In Soviet times, the institution was popular, unlike another military school located in Poltava – the artillery school. There was an opinion that those who did not have enough potential to enter a serious higher education institution, «C students», went to the artillery school, while the military communications school (now the institute) was an elite military university. By the way, the artillery school closed in the first decade of independence, and its historic building, the Cadet Corps in the very heart of Poltava, still frightens passers-by with broken windows and walls through which trees have grown. But the Institute of Communications turned out to be in demand.
The buildings hit by Russian missiles were built in the late 1970s specifically for the Institute of Communications. The educational institution was moved here from the city center, where it had been located since the beginning of its history in 1968.

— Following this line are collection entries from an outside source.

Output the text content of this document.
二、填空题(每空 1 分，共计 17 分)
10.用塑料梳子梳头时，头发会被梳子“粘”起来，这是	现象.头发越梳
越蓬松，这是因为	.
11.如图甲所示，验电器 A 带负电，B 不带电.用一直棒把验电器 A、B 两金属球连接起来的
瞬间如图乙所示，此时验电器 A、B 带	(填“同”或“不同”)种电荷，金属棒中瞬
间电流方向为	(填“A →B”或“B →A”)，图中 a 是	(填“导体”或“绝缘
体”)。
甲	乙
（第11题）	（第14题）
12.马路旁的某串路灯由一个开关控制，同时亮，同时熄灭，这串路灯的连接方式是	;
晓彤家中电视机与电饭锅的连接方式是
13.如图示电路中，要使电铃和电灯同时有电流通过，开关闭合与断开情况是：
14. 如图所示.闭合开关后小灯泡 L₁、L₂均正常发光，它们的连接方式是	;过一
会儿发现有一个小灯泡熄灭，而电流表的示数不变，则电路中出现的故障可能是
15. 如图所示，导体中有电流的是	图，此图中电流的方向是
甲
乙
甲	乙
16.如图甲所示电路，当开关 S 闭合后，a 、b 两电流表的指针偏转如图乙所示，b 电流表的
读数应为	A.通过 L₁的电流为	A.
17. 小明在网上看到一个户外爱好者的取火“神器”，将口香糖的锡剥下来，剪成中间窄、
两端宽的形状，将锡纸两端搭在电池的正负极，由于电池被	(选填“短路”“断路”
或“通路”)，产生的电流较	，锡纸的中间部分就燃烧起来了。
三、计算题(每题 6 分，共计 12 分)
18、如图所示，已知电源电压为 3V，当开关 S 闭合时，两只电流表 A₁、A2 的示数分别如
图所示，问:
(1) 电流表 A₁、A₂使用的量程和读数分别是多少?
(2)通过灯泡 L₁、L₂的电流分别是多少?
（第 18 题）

When the university was «relocated», it was the northern outskirts of Poltava, a sort of industrial area interspersed with private one-story residential houses: nearby there was a turbo-mechanical plant, a railway crossing, and at that time a little-used passenger railway station, Kyivska, and fields around. And not only agricultural fields. A few kilometers behind the institute is the field of the Battle of Poltava, where in 1709 Russian Tsar Peter I gave a decisive fight to the Swedes. At the beginning of independence, Poltava residents were very proud of this imperial history, now they have stopped.
SBI opened a case
In the late 1980s, high-rise buildings for the workers of the turbo-mechanical plant grew almost close to the institute. It was these buildings that were partially damaged by the strike on September 3. Fortunately, no one was hurt in the kindergarten located next to the military object.
First Lady Olena Zelenska reported that in addition to the military university, a hospital was also affected by the Russian air attack.
Meanwhile, the State Bureau of Investigation has opened a case regarding the missile strike on the training center in Poltava, but under which article is still unknown.
Usually, after missile strikes by the Russian Federation, the Prosecutor General's Office opens a criminal case, the materials of which will serve as evidence in future international judicial processes.